Spettacolo di Mauro Tetti
Vincitore del Premio di Drammaturgia "Francesco Masala per i Giovani"
ATTRIBUZIONE PRIMO PREMIO
"Il candidato ha dimostrato sicurezza nell'intercettare una forma fonologica di tipo trenodico di antica memoria (il lamento del lutto), di cui riproduce i ritmi formulari. D'altra parte attinge ad una tradizione narrativo-rappresentativa della letteratura sarda e alla forza di altri codici, come quello cinematografico. Si rileva il tentativo, sul piano dell'elocuzione, di fornire al monologo un ritmo da prosa d'arte, che si avvale della ripetitività e del rilancio, e di trasferire in italiano le movenze della sintassi della lingua sarda."
Note sullo spettacolo
È un monologo crudo, sporco, diretto. Ha dentro tutta la potenza e l'universalità di un grido e come tale le parole non chiedono il permesso di irrompere con la loro crudezza.

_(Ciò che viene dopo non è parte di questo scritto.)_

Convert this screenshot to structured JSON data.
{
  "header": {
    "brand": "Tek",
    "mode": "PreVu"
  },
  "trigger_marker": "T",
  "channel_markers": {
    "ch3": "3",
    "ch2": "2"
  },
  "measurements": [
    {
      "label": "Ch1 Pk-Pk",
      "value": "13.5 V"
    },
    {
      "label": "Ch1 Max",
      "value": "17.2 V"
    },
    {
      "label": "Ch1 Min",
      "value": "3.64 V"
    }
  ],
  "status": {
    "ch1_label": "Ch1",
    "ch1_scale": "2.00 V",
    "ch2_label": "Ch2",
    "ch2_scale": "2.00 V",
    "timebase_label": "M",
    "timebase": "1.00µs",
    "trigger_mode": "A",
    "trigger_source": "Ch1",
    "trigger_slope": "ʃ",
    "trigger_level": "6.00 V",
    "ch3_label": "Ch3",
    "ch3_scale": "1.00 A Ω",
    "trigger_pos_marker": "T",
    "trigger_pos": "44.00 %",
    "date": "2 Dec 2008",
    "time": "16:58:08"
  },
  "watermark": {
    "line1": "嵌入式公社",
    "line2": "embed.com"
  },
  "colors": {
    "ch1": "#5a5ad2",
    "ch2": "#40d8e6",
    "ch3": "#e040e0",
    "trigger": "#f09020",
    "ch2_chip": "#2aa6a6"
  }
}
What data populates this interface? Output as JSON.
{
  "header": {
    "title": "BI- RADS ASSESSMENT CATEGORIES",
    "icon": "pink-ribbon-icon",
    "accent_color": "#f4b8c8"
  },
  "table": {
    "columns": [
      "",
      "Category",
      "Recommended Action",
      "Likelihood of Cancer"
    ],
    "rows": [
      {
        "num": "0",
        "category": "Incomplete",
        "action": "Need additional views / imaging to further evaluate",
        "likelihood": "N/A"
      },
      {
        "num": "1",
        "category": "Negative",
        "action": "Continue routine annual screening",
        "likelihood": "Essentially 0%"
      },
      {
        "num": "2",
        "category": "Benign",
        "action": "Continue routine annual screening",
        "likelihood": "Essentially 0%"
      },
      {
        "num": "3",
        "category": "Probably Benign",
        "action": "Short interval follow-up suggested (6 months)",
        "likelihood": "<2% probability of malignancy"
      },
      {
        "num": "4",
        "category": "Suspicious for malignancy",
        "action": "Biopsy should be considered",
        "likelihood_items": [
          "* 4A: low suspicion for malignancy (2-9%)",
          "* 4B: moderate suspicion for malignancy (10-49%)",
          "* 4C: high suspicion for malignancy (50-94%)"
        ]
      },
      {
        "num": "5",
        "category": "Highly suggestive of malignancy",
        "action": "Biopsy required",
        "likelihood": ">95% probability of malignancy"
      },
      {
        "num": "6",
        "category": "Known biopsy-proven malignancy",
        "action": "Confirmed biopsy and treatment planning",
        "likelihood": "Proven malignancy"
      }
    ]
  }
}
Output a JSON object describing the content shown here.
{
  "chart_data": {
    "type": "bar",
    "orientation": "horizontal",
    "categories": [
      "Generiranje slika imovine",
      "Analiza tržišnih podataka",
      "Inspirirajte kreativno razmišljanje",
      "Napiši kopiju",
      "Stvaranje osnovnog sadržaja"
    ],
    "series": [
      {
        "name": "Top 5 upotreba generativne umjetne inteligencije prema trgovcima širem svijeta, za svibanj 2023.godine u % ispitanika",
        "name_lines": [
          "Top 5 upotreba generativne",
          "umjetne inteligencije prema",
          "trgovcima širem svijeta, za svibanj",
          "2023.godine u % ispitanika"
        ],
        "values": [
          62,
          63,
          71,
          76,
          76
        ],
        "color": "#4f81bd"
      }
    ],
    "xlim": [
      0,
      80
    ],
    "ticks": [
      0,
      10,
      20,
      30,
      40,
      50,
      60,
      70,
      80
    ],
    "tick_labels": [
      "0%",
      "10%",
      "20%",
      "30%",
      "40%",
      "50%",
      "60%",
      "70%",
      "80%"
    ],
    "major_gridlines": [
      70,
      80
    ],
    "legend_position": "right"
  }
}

Gridano una storia come tante, ai margini della società, dove i protagonisti sono ragazzi anch'essi come tanti, gettati nella voragine tragica dell'ingiustizia, sommersi dall'incapacità di cercare un altro "modo" possibile.
La storia non stupisce, non è spettacolarizzata, non vuole insegnare o suggerire, vuole semmai essere, mostrarsi, anche se sotto la "luce finta" di un tempo teatrale.
Anzi, la forza di Adynaton sta proprio nella sua "innocenza" teatrale: cercare nella finzione scenica il luogo di un possibile compianto, l'elaborazione di un lutto. Allora, metterne a nudo questa finzione, scarnificando la scena e l'apparato teatrale, significa ricondurre il gioco mimetico al suo più intimo campo di battaglia: il corpo dell'attore, con la sua verità "esposta".
Questo in Adynaton si chiede allo spettatore: riconoscere nel timbro della voce, nel tendine del piede, nello sputo e nella contrazione muscolare del performer l'adynaton di un'impossibile commozione empatica.
Tutta l'opera mira a questo: condividere con il "giusto" attore un "giusto" percorso drammaturgico e costruire attorno al suo "giusto" corpo, una possibile immaginaria motivazione di "giustizia" estetica.